Die nächsten Jahre fand keine
andere Dame seine Gunst. Pompa war gen Winter wieder in ihren Stall
gezogen und Mutabor hielt sich lieber wieder an die Wallache. 5
Jahre vergingen und Mutabor und ich wechselten den Stall - auch dort
nur zickige Weiber! Bis ja, bis Doisy geboren wurde, eine kleine
Hannoveraner Dame, rundlich und dunkelbraun. Mutabor stand am Zaun
und ließ sich zig Mal am Tag von Mama Mayoung wegscheuchen. Da
dachte ich noch er würde Fohlen niedlich finden. Als Doisy
abgesetzt wurde, kam sie in die gemischte Herde. Frei Bahn für
Mutabor - er umgarnte, beschützte, verteidigte sein Mädel bis aufs
Blut - auch gegen unseren damaligen Herdenboss Chico. Dieser gab
irgendwann genervt auf und begnügte sich mit dem Rest der
Girlytruppe.
Mutabor hatte was er wollte,
fast zwei schöne Jahre lang, allerdings gedeckt hat er das junge
Ding nie - dann wurde Doisy verkauft und er war untröstlich.
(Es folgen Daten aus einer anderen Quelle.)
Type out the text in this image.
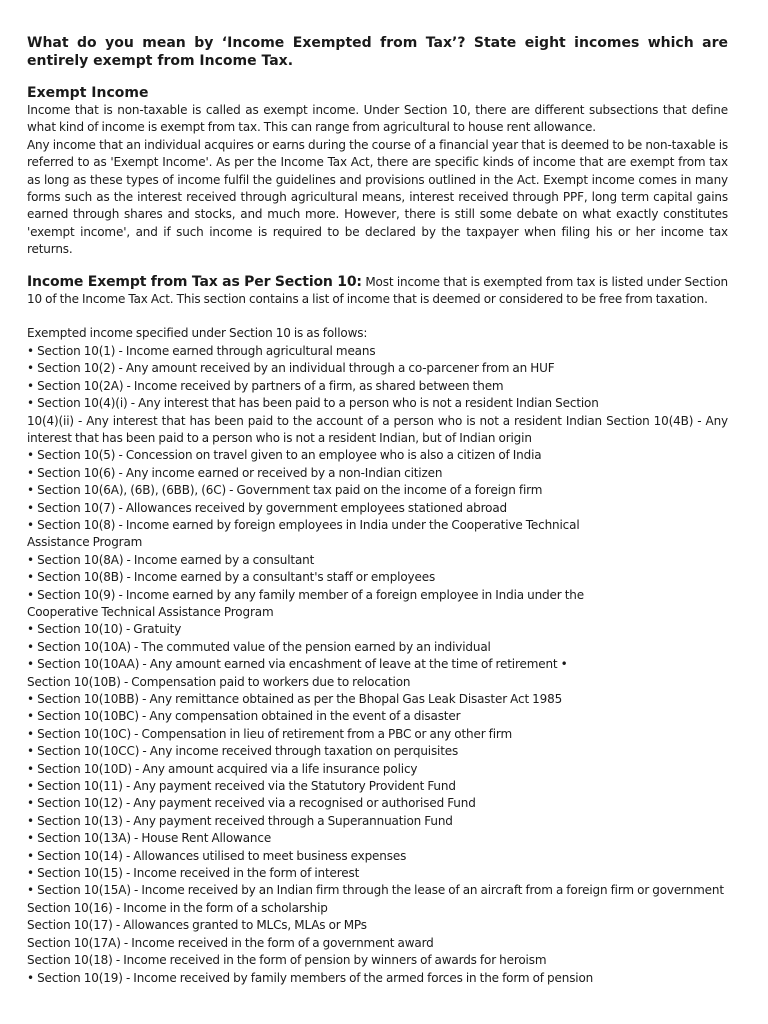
What do you mean by ‘Income Exempted from Tax’? State eight incomes which are entirely exempt from Income Tax.

Exempt Income

Income that is non-taxable is called as exempt income. Under Section 10, there are different subsections that define what kind of income is exempt from tax. This can range from agricultural to house rent allowance.

Any income that an individual acquires or earns during the course of a financial year that is deemed to be non-taxable is referred to as 'Exempt Income'. As per the Income Tax Act, there are specific kinds of income that are exempt from tax as long as these types of income fulfil the guidelines and provisions outlined in the Act. Exempt income comes in many forms such as the interest received through agricultural means, interest received through PPF, long term capital gains earned through shares and stocks, and much more. However, there is still some debate on what exactly constitutes 'exempt income', and if such income is required to be declared by the taxpayer when filing his or her income tax returns.

Income Exempt from Tax as Per Section 10: Most income that is exempted from tax is listed under Section 10 of the Income Tax Act. This section contains a list of income that is deemed or considered to be free from taxation.

Exempted income specified under Section 10 is as follows:

• Section 10(1) - Income earned through agricultural means

• Section 10(2) - Any amount received by an individual through a co-parcener from an HUF

• Section 10(2A) - Income received by partners of a firm, as shared between them

• Section 10(4)(i) - Any interest that has been paid to a person who is not a resident Indian Section

10(4)(ii) - Any interest that has been paid to the account of a person who is not a resident Indian Section 10(4B) - Any interest that has been paid to a person who is not a resident Indian, but of Indian origin

• Section 10(5) - Concession on travel given to an employee who is also a citizen of India

• Section 10(6) - Any income earned or received by a non-Indian citizen

• Section 10(6A), (6B), (6BB), (6C) - Government tax paid on the income of a foreign firm

• Section 10(7) - Allowances received by government employees stationed abroad

• Section 10(8) - Income earned by foreign employees in India under the Cooperative Technical

Assistance Program

• Section 10(8A) - Income earned by a consultant

• Section 10(8B) - Income earned by a consultant's staff or employees

• Section 10(9) - Income earned by any family member of a foreign employee in India under the

Cooperative Technical Assistance Program

• Section 10(10) - Gratuity

• Section 10(10A) - The commuted value of the pension earned by an individual

• Section 10(10AA) - Any amount earned via encashment of leave at the time of retirement •

Section 10(10B) - Compensation paid to workers due to relocation

• Section 10(10BB) - Any remittance obtained as per the Bhopal Gas Leak Disaster Act 1985

• Section 10(10BC) - Any compensation obtained in the event of a disaster

• Section 10(10C) - Compensation in lieu of retirement from a PBC or any other firm

• Section 10(10CC) - Any income received through taxation on perquisites

• Section 10(10D) - Any amount acquired via a life insurance policy

• Section 10(11) - Any payment received via the Statutory Provident Fund

• Section 10(12) - Any payment received via a recognised or authorised Fund

• Section 10(13) - Any payment received through a Superannuation Fund

• Section 10(13A) - House Rent Allowance

• Section 10(14) - Allowances utilised to meet business expenses

• Section 10(15) - Income received in the form of interest

• Section 10(15A) - Income received by an Indian firm through the lease of an aircraft from a foreign firm or government

Section 10(16) - Income in the form of a scholarship

Section 10(17) - Allowances granted to MLCs, MLAs or MPs

Section 10(17A) - Income received in the form of a government award

Section 10(18) - Income received in the form of pension by winners of awards for heroism

• Section 10(19) - Income received by family members of the armed forces in the form of pension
Wembley, der zweite Arab auf dem Hof musste leiden in dieser Zeit,
da Mutabor seine ungenutzte Energie nun ganz auf ihn konzentrierte
und ständig rennen und kabbeln wollte. Wembley schlief Abends schon
fast beim Fressen ein...
Mit 11 zog Mutabor dann mit Brüderchen
Marshet in einen Offenstall um. Offenstall fanden beide ganz prima
und Mutabor gerät völlig aus dem Häuschen, als er sah, mit wem er
fortan tagsüber Paddock und Weide teilen sollte: Caroline (bitte
englisch aussprechen, Besitzerin ist Engländerin) - nicht ganz so
dunkelbraun und klein auch nicht und jung schon gar nicht. Eine
Hannoveranerstute alten Schlages, breit, breiter am breitesten, mit
sanften Rehaugen und Nerven, dünn wie Nähfädchen. Ganz klar,
dachte Mutabor: Meine! Caroline sah das anders und quietschte und
ergriff die Flucht, härtnäckig und geduldig verfolgte mein
Don Juan seine Senorita. Und hatte schließlich Erfolg, Caroline
blieb fortan stets an seiner Seite und siehe da: Weiße Haare
auf des Carolinchens Hinterteil. Judy amüsierte das, denn
Caroline forderte "ihr Recht" immer recht deutlich ein und
Mutabor machte eine Mischung zwischen Spagat und Steigen, um
Caroline zu genügen. Diese Liebe hielt fast 10 Jahre. Auch als sie
später auf getrennten Weiden waren, standen sie noch häufig Zaun
an Zaun und blubberten sich zur Begrüßung zu.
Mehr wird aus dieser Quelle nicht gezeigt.